Note that in conf.json, for ghOrg, it's vhive-serverless, for ghPat, it should be your own account's Personal Access Token, as long as your account has the correct permissions for vhive-serverless org

<username>:<hostname-1/2/3/4> is the ssh username and hostname, so if you use SCSE cloud nodes as runners, <hostname-1/2/3/4> should be their ip addresses.

After modifying this, deploy the runners remotely by running:

./deploy_runners --loglvl=debug

If it gives out error like “dial unix: missing address”, use:

eval `ssh-agent`
ssh-add ~/.ssh/<private_key>

Here <private_key> should be the key that has the ssh permission to all four runners, typically it's id_rsa

It is normal that this script doesn't success in one pass, simply re-run the deployment script after a while.

Restart Runners

On SCSE cloud, rebuild the three nodes and redeploy them.

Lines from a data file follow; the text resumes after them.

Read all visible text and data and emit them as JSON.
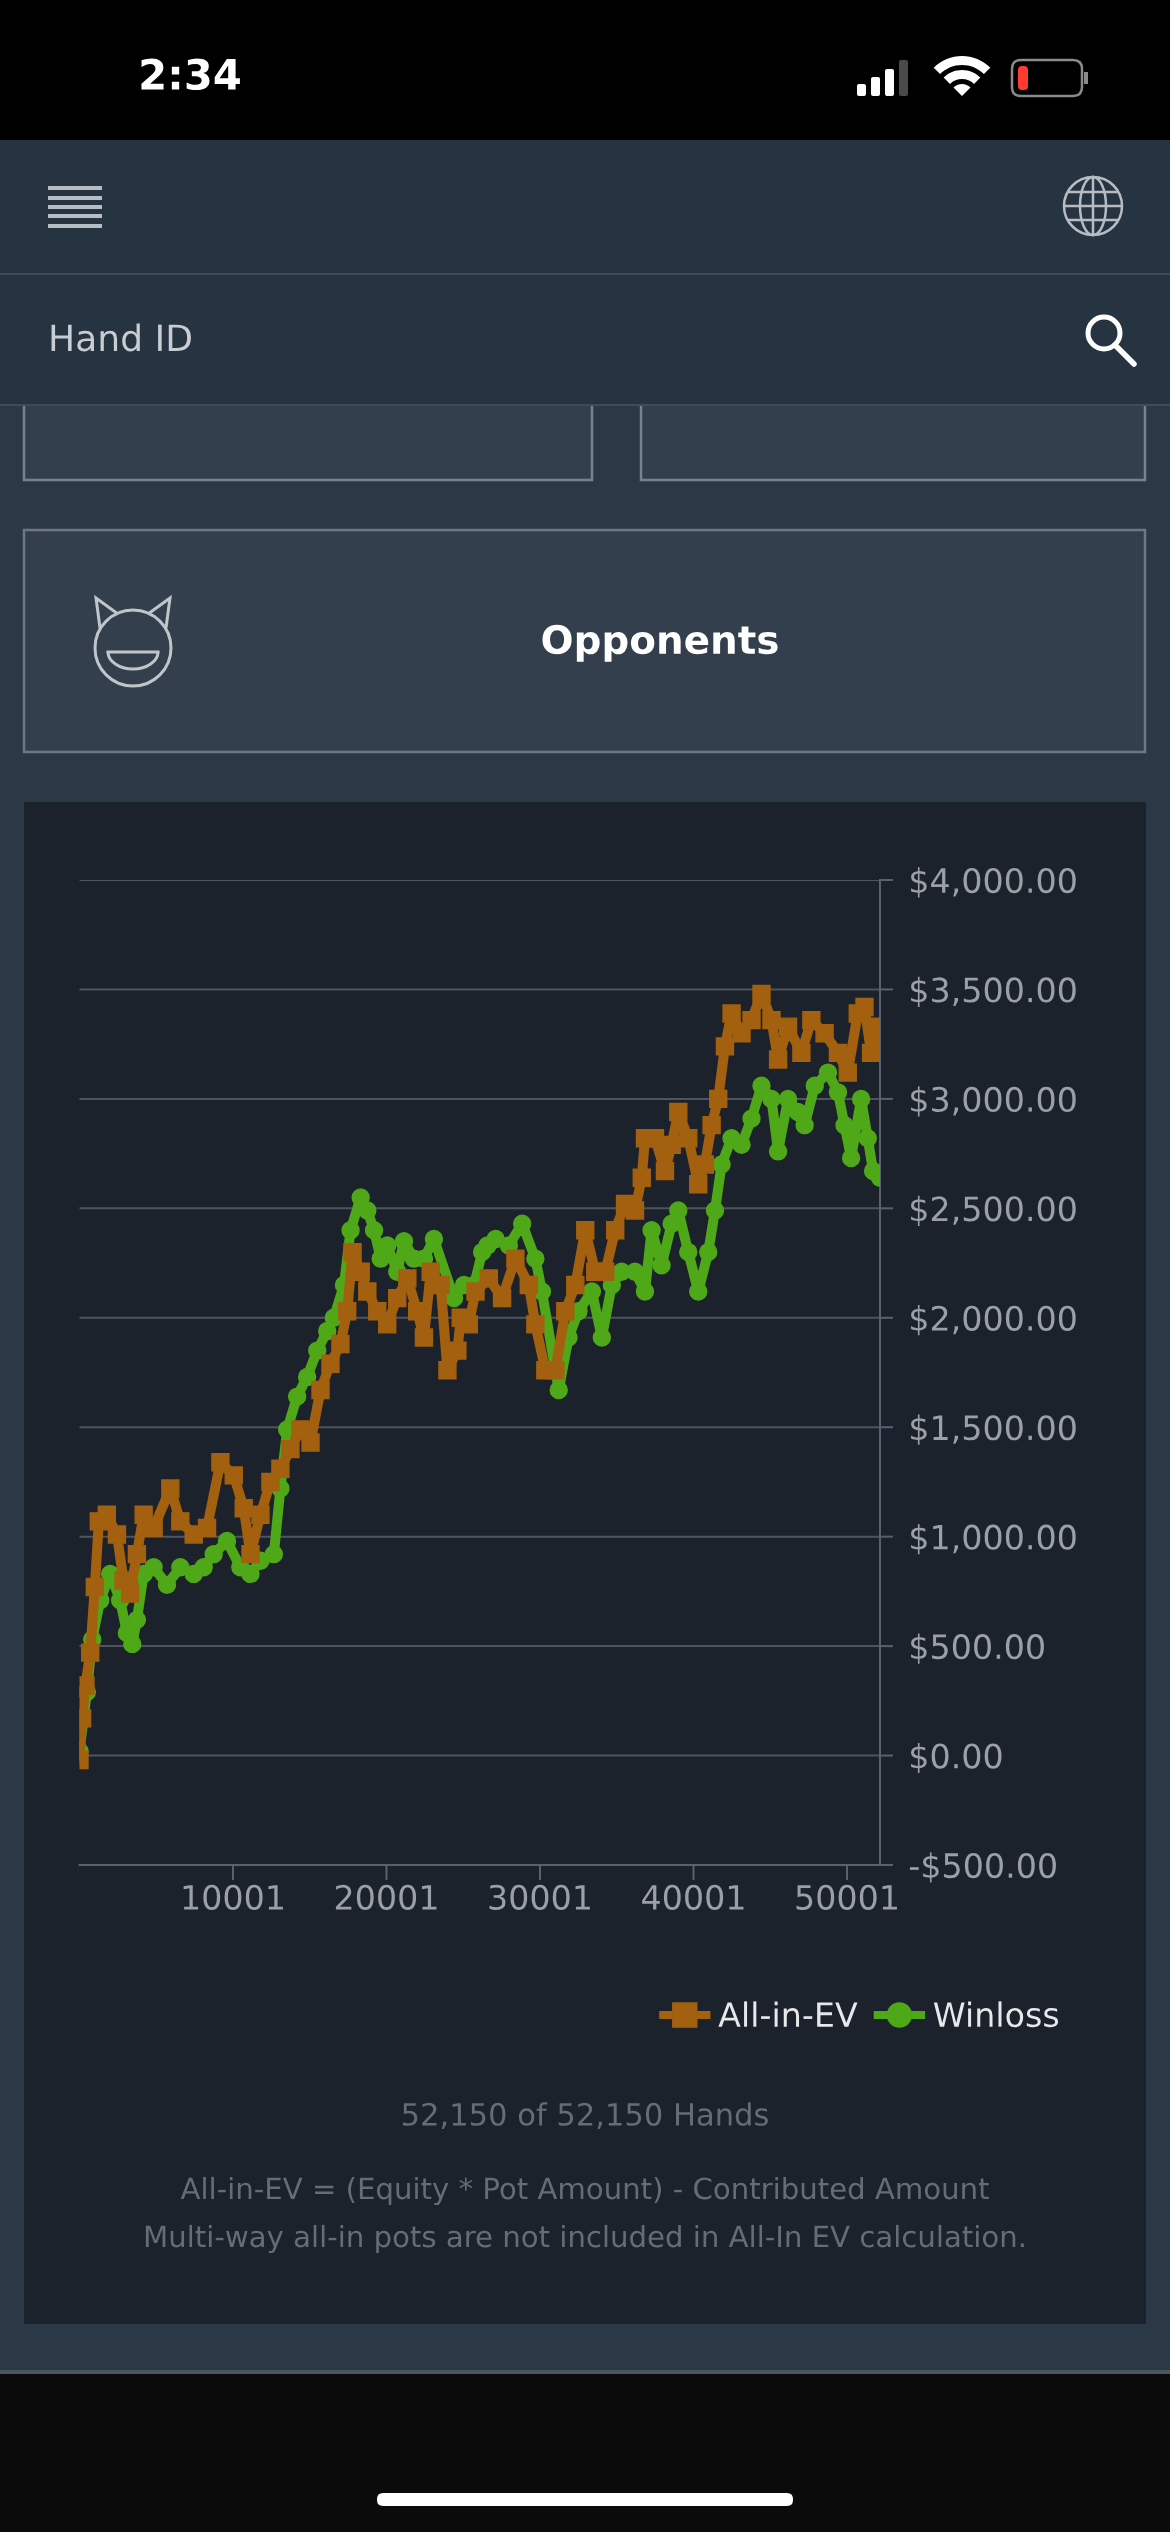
{
  "chart_data": {
    "type": "line",
    "series": [
      {
        "name": "All-in-EV",
        "color": "#a3600e",
        "marker": "square",
        "x": [
          1,
          170,
          390,
          700,
          1000,
          1260,
          1780,
          2440,
          2870,
          3300,
          3740,
          4180,
          4830,
          5920,
          6570,
          7440,
          8310,
          9180,
          10050,
          10700,
          11140,
          11790,
          12440,
          13090,
          13740,
          14400,
          15050,
          15700,
          16350,
          17000,
          17440,
          17790,
          18320,
          18750,
          19400,
          20050,
          20700,
          21360,
          22000,
          22440,
          22880,
          23530,
          23970,
          24620,
          24840,
          25360,
          25800,
          26670,
          27530,
          28400,
          29270,
          29700,
          30350,
          31000,
          31650,
          32300,
          32950,
          33600,
          34250,
          34900,
          35540,
          36190,
          36630,
          36840,
          37490,
          38140,
          38580,
          39010,
          39660,
          40310,
          40740,
          41180,
          41610,
          42050,
          42480,
          43130,
          43780,
          44430,
          45080,
          45510,
          46160,
          47030,
          47680,
          48540,
          49410,
          50050,
          50700,
          51140,
          51570,
          51870,
          52150
        ],
        "values": [
          -20,
          170,
          320,
          470,
          770,
          1070,
          1100,
          1010,
          800,
          740,
          920,
          1100,
          1040,
          1220,
          1070,
          1010,
          1040,
          1340,
          1280,
          1130,
          920,
          1100,
          1250,
          1310,
          1400,
          1490,
          1430,
          1670,
          1790,
          1880,
          2030,
          2300,
          2210,
          2120,
          2030,
          1970,
          2090,
          2180,
          2030,
          1910,
          2210,
          2150,
          1760,
          1850,
          2000,
          1970,
          2120,
          2180,
          2090,
          2270,
          2150,
          1970,
          1760,
          1760,
          2030,
          2150,
          2400,
          2210,
          2210,
          2400,
          2520,
          2490,
          2640,
          2820,
          2820,
          2670,
          2790,
          2940,
          2820,
          2610,
          2700,
          2880,
          3000,
          3240,
          3390,
          3300,
          3360,
          3480,
          3360,
          3180,
          3330,
          3210,
          3360,
          3300,
          3210,
          3120,
          3390,
          3420,
          3210,
          3330,
          3210
        ]
      },
      {
        "name": "Winloss",
        "color": "#4fa818",
        "marker": "circle",
        "x": [
          1,
          480,
          830,
          1350,
          2000,
          2650,
          3090,
          3440,
          3740,
          4180,
          4830,
          5700,
          6570,
          7440,
          8090,
          8740,
          9610,
          10480,
          11140,
          11790,
          12660,
          13090,
          13530,
          14180,
          14830,
          15490,
          16140,
          16570,
          17230,
          17660,
          18320,
          18750,
          19190,
          19620,
          20050,
          20700,
          21140,
          21790,
          22440,
          23090,
          24400,
          25050,
          25710,
          26230,
          26580,
          27110,
          27970,
          28840,
          29700,
          30130,
          31220,
          31860,
          32510,
          33380,
          34030,
          34680,
          35320,
          36190,
          36840,
          37270,
          37920,
          38580,
          39010,
          39660,
          40310,
          40960,
          41400,
          41830,
          42480,
          43130,
          43780,
          44430,
          45080,
          45510,
          46160,
          46810,
          47240,
          47900,
          48760,
          49410,
          49840,
          50270,
          50920,
          51350,
          51700,
          52150
        ],
        "values": [
          20,
          290,
          530,
          710,
          830,
          710,
          560,
          510,
          620,
          830,
          860,
          780,
          860,
          830,
          860,
          920,
          980,
          860,
          830,
          890,
          920,
          1220,
          1490,
          1640,
          1730,
          1850,
          1940,
          2000,
          2150,
          2400,
          2550,
          2490,
          2400,
          2270,
          2330,
          2210,
          2350,
          2270,
          2270,
          2360,
          2090,
          2150,
          2150,
          2300,
          2330,
          2360,
          2330,
          2430,
          2270,
          2120,
          1670,
          1910,
          2030,
          2120,
          1910,
          2150,
          2210,
          2210,
          2120,
          2400,
          2240,
          2430,
          2490,
          2300,
          2120,
          2300,
          2490,
          2700,
          2820,
          2790,
          2910,
          3060,
          3000,
          2760,
          3000,
          2940,
          2880,
          3060,
          3120,
          3030,
          2880,
          2730,
          3000,
          2820,
          2670,
          2640
        ]
      }
    ],
    "xlim": [
      1,
      52150
    ],
    "xticks": [
      10001,
      20001,
      30001,
      40001,
      50001
    ],
    "ylim": [
      -500,
      4000
    ],
    "yticks": [
      {
        "value": -500,
        "label": "-$500.00"
      },
      {
        "value": 0,
        "label": "$0.00"
      },
      {
        "value": 500,
        "label": "$500.00"
      },
      {
        "value": 1000,
        "label": "$1,000.00"
      },
      {
        "value": 1500,
        "label": "$1,500.00"
      },
      {
        "value": 2000,
        "label": "$2,000.00"
      },
      {
        "value": 2500,
        "label": "$2,500.00"
      },
      {
        "value": 3000,
        "label": "$3,000.00"
      },
      {
        "value": 3500,
        "label": "$3,500.00"
      },
      {
        "value": 4000,
        "label": "$4,000.00"
      }
    ],
    "grid": "y",
    "legend": "bottom right",
    "annotations": [
      "2:34",
      "Hand ID",
      "Opponents",
      "52,150 of 52,150 Hands",
      "All-in-EV = (Equity * Pot Amount) - Contributed Amount",
      "Multi-way all-in pots are not included in All-In EV calculation."
    ]
  }
}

When Should Restart Runners

For firecracker and gvisor cri tests, when the test stuck in helloworld is waiting for a Revision to be ready bc67c34ef2308282b8285077534667f

This basically implies that the firecracker and gvisor cri runners need to be restart(You can also restart only one runner in that case) But if the firecracker and gvisor cri test passed the Setup vHive CRI test environment step and failed in Run vHive CRI tests step, this typically is just sporadic failure and can be resolved by re-running the tests, just trigger the re-run button on github webpage is okay.